🤖 AI Summary
Existing fairness evaluation methods for LLM-based recommender systems inadequately address dual-dimensional bias—across both psychological traits (e.g., Big Five personality dimensions) and sensitive demographic attributes (e.g., gender, race, age; eight categories total).
Method: We propose PAFS (Personality-Aware Fairness Score), the first user-level fairness assessment framework integrating psychological and sociodemographic attributes. It introduces Big Five personality traits into fairness modeling, leverages prompt engineering with ChatGPT-4o and Gemini-1.5-Flash, conducts controlled comparative recommendation experiments, and combines statistical bias analysis with personality embedding modeling for fine-grained bias quantification.

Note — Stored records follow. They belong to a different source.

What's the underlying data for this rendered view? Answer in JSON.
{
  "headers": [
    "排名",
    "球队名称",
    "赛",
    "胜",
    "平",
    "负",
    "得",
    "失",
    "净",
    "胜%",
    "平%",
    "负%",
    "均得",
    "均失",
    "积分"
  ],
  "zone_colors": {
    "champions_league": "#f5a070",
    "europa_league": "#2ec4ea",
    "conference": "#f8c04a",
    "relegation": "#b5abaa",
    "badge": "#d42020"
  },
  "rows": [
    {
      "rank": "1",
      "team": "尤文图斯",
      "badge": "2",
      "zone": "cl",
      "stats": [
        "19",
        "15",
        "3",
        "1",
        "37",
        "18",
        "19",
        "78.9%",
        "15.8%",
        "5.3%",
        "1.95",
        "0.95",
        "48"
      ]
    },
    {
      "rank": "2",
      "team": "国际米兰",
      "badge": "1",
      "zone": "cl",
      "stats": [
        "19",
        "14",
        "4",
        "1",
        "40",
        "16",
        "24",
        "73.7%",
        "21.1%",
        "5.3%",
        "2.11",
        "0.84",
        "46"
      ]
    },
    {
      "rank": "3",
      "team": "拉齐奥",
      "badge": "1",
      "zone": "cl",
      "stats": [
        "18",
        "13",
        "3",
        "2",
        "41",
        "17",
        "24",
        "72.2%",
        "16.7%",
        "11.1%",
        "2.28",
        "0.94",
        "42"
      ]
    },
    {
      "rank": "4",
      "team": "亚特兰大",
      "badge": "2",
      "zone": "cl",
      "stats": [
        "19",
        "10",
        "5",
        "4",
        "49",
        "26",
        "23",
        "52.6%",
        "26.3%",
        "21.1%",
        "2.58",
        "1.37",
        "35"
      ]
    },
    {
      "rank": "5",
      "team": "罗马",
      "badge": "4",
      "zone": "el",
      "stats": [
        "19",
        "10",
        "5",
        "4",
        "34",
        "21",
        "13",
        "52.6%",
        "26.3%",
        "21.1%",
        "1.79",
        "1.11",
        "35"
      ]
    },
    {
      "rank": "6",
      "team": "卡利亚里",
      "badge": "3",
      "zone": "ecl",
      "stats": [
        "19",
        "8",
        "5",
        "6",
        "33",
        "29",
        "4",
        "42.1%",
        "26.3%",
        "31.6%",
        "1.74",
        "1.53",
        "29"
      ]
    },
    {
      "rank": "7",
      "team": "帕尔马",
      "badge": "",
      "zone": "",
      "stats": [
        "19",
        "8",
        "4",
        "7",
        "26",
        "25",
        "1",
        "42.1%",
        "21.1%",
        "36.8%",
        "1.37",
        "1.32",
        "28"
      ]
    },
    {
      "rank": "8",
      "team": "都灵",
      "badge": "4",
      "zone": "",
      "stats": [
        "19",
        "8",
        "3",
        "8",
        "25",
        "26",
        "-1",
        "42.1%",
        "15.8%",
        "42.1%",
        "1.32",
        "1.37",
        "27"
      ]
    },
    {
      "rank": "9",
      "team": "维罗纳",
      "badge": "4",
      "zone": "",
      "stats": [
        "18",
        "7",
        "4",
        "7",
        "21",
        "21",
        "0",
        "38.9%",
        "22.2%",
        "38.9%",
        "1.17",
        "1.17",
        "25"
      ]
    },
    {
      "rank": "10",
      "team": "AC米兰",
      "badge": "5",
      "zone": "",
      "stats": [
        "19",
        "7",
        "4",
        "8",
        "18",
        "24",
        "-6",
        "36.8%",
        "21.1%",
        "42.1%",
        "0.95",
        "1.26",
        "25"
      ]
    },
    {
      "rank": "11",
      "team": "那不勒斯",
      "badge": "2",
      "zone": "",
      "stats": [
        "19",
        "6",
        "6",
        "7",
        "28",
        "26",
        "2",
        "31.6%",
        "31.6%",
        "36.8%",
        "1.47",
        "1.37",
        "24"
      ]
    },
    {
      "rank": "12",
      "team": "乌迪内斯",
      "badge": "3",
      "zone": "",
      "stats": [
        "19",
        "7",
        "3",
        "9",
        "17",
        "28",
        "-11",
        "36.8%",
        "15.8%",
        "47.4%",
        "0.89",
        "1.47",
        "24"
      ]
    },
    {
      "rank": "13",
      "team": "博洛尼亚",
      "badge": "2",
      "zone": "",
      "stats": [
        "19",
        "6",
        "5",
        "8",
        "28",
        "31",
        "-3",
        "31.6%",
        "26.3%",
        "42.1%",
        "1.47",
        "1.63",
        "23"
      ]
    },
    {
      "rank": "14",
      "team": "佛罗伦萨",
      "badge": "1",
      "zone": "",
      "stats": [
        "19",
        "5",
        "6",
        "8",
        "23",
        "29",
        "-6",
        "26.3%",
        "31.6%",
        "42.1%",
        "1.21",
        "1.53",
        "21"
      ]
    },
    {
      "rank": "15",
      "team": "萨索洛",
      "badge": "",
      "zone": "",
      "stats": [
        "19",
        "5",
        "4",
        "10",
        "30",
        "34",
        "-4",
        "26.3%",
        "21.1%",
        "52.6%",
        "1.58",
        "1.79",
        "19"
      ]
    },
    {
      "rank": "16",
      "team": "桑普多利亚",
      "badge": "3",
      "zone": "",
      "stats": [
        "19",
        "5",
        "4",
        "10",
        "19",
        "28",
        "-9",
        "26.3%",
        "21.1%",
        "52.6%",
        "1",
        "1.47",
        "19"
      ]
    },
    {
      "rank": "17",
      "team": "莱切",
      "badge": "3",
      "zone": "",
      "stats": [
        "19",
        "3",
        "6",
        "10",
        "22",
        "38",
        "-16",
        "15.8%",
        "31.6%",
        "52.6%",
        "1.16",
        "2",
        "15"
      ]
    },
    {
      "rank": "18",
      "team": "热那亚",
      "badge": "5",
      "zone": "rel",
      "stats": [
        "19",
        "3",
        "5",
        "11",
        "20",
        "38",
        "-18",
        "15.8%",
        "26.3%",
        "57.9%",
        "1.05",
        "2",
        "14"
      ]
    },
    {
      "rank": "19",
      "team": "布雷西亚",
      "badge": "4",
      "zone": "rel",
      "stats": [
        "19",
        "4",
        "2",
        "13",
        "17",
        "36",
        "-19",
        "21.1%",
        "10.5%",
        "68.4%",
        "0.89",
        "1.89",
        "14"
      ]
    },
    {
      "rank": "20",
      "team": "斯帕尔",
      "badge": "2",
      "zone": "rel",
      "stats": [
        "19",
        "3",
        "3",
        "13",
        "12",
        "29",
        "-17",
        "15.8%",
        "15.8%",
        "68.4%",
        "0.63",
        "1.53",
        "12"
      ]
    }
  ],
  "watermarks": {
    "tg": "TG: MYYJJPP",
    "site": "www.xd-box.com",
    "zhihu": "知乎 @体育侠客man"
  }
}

Contribution/Results: PAFS achieves high reliability (0.9969–0.9997) and detects up to 34.79% inter-group recommendation disparity—significantly surpassing conventional demographic-only approaches. Results empirically validate that prompt design critically influences fairness outcomes, establishing a novel paradigm beyond traditional demographic-centric evaluation.
📝 Abstract
Recent advances in Large Language Models (LLMs) have enabled their application to recommender systems (RecLLMs), yet concerns remain regarding fairness across demographic and psychological user dimensions. We introduce FairEval, a novel evaluation framework to systematically assess fairness in LLM-based recommendations. FairEval integrates personality traits with eight sensitive demographic attributes,including gender, race, and age, enabling a comprehensive assessment of user-level bias. We evaluate models, including ChatGPT 4o and Gemini 1.5 Flash, on music and movie recommendations. FairEval's fairness metric, PAFS, achieves scores up to 0.9969 for ChatGPT 4o and 0.9997 for Gemini 1.5 Flash, with disparities reaching 34.79 percent. These results highlight the importance of robustness in prompt sensitivity and support more inclusive recommendation systems.